Second, is 2 FPS sufficient? This could potentially increase latency. If a user's question falls exactly between two frames, the model must either wait 250 ms for the next frame or use a stale frame from 250 ms ago. Both cases introduce unwanted delay. To mitigate this, the most straightforward solution is simply increasing the frame rate. Another solution is to align the frame transmission with the query timestamp at the sender. That is, the moment a user question is detected, the sender immediately transmits a frame and resets the 500 ms interval from that point on.

2. Regarding your suggestion: "You can even use AI to select most stable frames, or reduce motion blur, if it's from a handheld device."

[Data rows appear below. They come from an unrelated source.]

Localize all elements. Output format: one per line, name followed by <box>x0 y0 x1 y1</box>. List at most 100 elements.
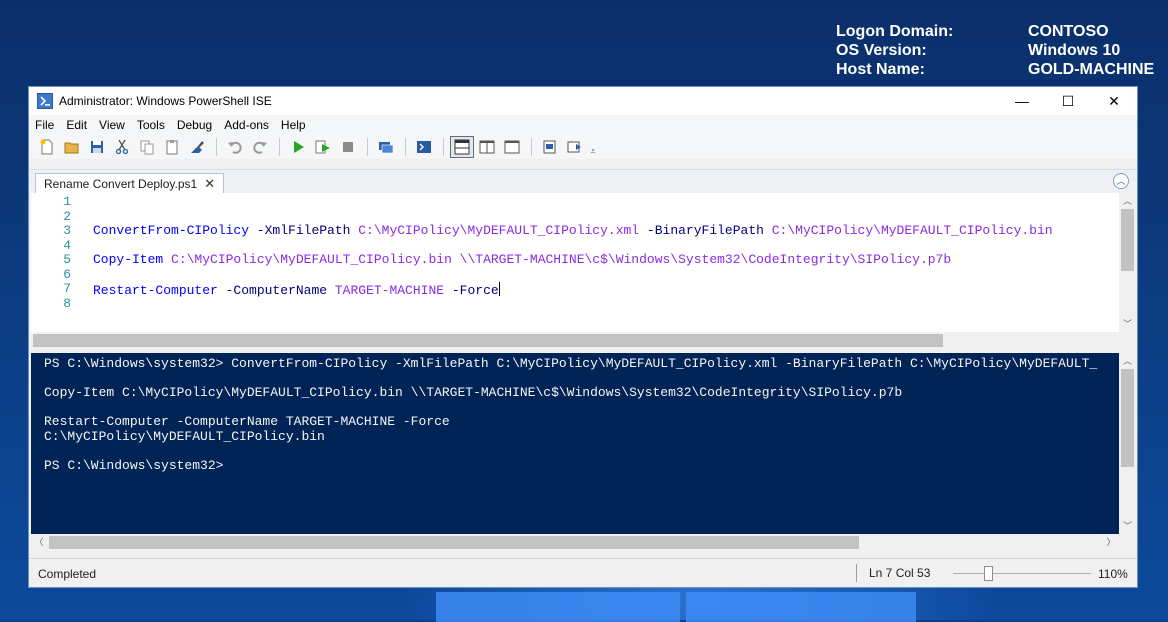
menu-view[interactable]: View <box>93 118 131 132</box>
code-line[interactable]: Copy-Item C:\MyCIPolicy\MyDEFAULT_CIPoli… <box>93 252 1053 268</box>
scroll-left-arrow-icon[interactable]: 〈 <box>31 534 47 551</box>
powershell-ise-icon <box>37 93 53 109</box>
status-separator <box>856 564 857 582</box>
line-number: 5 <box>63 252 71 267</box>
cut-icon[interactable] <box>110 136 134 158</box>
new-file-icon[interactable] <box>35 136 59 158</box>
line-numbers: 12345678 <box>53 194 71 311</box>
code-line[interactable] <box>93 210 1053 225</box>
script-editor[interactable]: 12345678 ConvertFrom-CIPolicy -XmlFilePa… <box>31 193 1119 332</box>
line-number: 8 <box>63 295 71 311</box>
text-caret <box>498 282 500 296</box>
paste-icon[interactable] <box>160 136 184 158</box>
script-pane-right-icon[interactable] <box>475 136 499 158</box>
editor-vertical-scrollbar[interactable]: ︿ ﹀ <box>1119 193 1136 332</box>
show-command-window-icon[interactable] <box>538 136 562 158</box>
code-token-arg: TARGET-MACHINE <box>327 283 445 298</box>
toolbar-separator <box>405 138 406 156</box>
script-tab[interactable]: Rename Convert Deploy.ps1 ✕ <box>35 173 225 195</box>
clear-icon[interactable] <box>185 136 209 158</box>
stop-icon[interactable] <box>336 136 360 158</box>
scroll-down-arrow-icon[interactable]: ﹀ <box>1119 316 1136 332</box>
console-horizontal-scrollbar[interactable]: 〈 〉 <box>31 534 1119 551</box>
scroll-up-arrow-icon[interactable]: ︿ <box>1119 193 1136 209</box>
line-number: 3 <box>63 223 71 238</box>
scrollbar-thumb[interactable] <box>33 334 943 347</box>
windows-logo-pane <box>686 592 916 622</box>
code-line[interactable] <box>93 268 1053 283</box>
toolbar-separator <box>367 138 368 156</box>
toolbar-separator <box>443 138 444 156</box>
undo-icon[interactable] <box>223 136 247 158</box>
code-token-param: -XmlFilePath <box>249 223 351 238</box>
open-folder-icon[interactable] <box>60 136 84 158</box>
script-pane-maximized-icon[interactable] <box>500 136 524 158</box>
menu-help[interactable]: Help <box>275 118 312 132</box>
code-token-param: -Force <box>444 283 499 298</box>
close-tab-icon[interactable]: ✕ <box>204 174 215 194</box>
line-number: 1 <box>63 194 71 209</box>
scroll-up-arrow-icon[interactable]: ︿ <box>1119 353 1136 369</box>
bginfo-row: Logon Domain: CONTOSO <box>836 22 1154 41</box>
toolbar-overflow-icon[interactable]: ⩡ <box>588 132 598 162</box>
code-line[interactable]: ConvertFrom-CIPolicy -XmlFilePath C:\MyC… <box>93 223 1053 239</box>
toolbar-separator <box>279 138 280 156</box>
console-line: C:\MyCIPolicy\MyDEFAULT_CIPolicy.bin <box>44 428 325 444</box>
bginfo-key: OS Version: <box>836 42 927 59</box>
toolbar-separator <box>531 138 532 156</box>
remote-powershell-icon[interactable] <box>374 136 398 158</box>
editor-horizontal-scrollbar[interactable] <box>31 332 1119 349</box>
save-icon[interactable] <box>85 136 109 158</box>
console-pane[interactable]: PS C:\Windows\system32> ConvertFrom-CIPo… <box>31 353 1119 534</box>
bginfo-key: Logon Domain: <box>836 23 954 40</box>
redo-icon[interactable] <box>248 136 272 158</box>
menu-file[interactable]: File <box>29 118 60 132</box>
bginfo-row: OS Version: Windows 10 <box>836 41 1154 60</box>
toolbar: ⩡ <box>29 135 1137 159</box>
code-line[interactable] <box>93 239 1053 254</box>
zoom-slider-thumb[interactable] <box>983 566 993 581</box>
code-token-cmd: ConvertFrom-CIPolicy <box>93 223 250 238</box>
line-number: 7 <box>63 281 71 296</box>
code-line[interactable] <box>93 299 1053 314</box>
line-number: 2 <box>63 208 71 224</box>
scrollbar-thumb[interactable] <box>1121 209 1134 271</box>
close-button[interactable]: ✕ <box>1091 87 1137 115</box>
run-selection-icon[interactable] <box>311 136 335 158</box>
maximize-button[interactable]: ☐ <box>1045 87 1091 115</box>
scrollbar-thumb[interactable] <box>1121 369 1134 467</box>
console-vertical-scrollbar[interactable]: ︿ ﹀ <box>1119 353 1136 534</box>
code-token-param: -ComputerName <box>217 283 328 298</box>
script-pane-top-icon[interactable] <box>450 136 474 158</box>
windows-logo-pane <box>436 592 680 622</box>
code-line[interactable] <box>93 195 1053 210</box>
script-tab-strip: Rename Convert Deploy.ps1 ✕ ︿ <box>29 169 1137 195</box>
status-text: Completed <box>38 567 97 581</box>
bginfo-value: CONTOSO <box>1028 23 1109 40</box>
menu-add-ons[interactable]: Add-ons <box>218 118 275 132</box>
menu-bar: File Edit View Tools Debug Add-ons Help <box>29 115 1137 135</box>
scroll-down-arrow-icon[interactable]: ﹀ <box>1119 518 1136 534</box>
code-token-arg: C:\MyCIPolicy\MyDEFAULT_CIPolicy.bin <box>763 223 1053 238</box>
scroll-right-arrow-icon[interactable]: 〉 <box>1103 534 1119 551</box>
powershell-console-icon[interactable] <box>412 136 436 158</box>
bginfo-value: Windows 10 <box>1028 42 1121 59</box>
zoom-slider[interactable] <box>953 566 1091 581</box>
bginfo-row: Host Name: GOLD-MACHINE <box>836 60 1154 79</box>
show-command-addon-icon[interactable] <box>563 136 587 158</box>
toolbar-separator <box>216 138 217 156</box>
menu-debug[interactable]: Debug <box>171 118 218 132</box>
title-bar[interactable]: Administrator: Windows PowerShell ISE — … <box>29 87 1137 115</box>
code-line[interactable]: Restart-Computer -ComputerName TARGET-MA… <box>93 282 1053 299</box>
script-code[interactable]: ConvertFrom-CIPolicy -XmlFilePath C:\MyC… <box>93 195 1053 313</box>
console-output: PS C:\Windows\system32> ConvertFrom-CIPo… <box>44 356 1097 473</box>
zoom-level: 110% <box>1098 567 1128 581</box>
menu-tools[interactable]: Tools <box>131 118 171 132</box>
menu-edit[interactable]: Edit <box>60 118 93 132</box>
minimize-button[interactable]: — <box>999 87 1045 115</box>
collapse-script-pane-icon[interactable]: ︿ <box>1113 173 1129 189</box>
run-icon[interactable] <box>286 136 310 158</box>
scrollbar-thumb[interactable] <box>49 536 859 549</box>
copy-icon[interactable] <box>135 136 159 158</box>
line-number: 4 <box>63 237 71 253</box>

This is an excellent suggestion! I think "selecting the most stable frames" is a very promising direction for improvement.
Building on the previous point: if we adopt the "2 FPS" strategy, the first frame would still need to align with the moment the question is asked (to minimize latency). However, for subsequent frames, instead of strictly sampling at fixed intervals, we could dynamically select the most stable frame within each 500 ms window. This approach could definitely improve the model's accuracy. Thanks for the suggestion!

3. Regarding your observation: "the example video in your DeViBench README is a YUV444P8 video ... it's encoded in actual GBR colorspace, which is not the most efficient colorspace for video encoders optimized for YUV."

Thank you for the detailed inspection and for pointing this out! Based on your feedback, I verified the video with ffprobe and you are absolutely correct. Regarding the cause: the example video in the README was encoded via FFmpeg directly from PNG images (RGB). Since I omitted the -pix_fmt yuv420p flag during that process, the output defaulted to a GBR (4:4:4) stream.

However, please note that this does not affect the conclusions in the paper. The quantitative experiments (Figure 9) were conducted using the Kvazaar encoder taking raw .yuv files (standard yuv420p) as input. Therefore, the actual experimental data is strictly based on standard YUV formats.

I really appreciate you taking the time to analyze the stream—it’s a great catch regarding the demo visualization.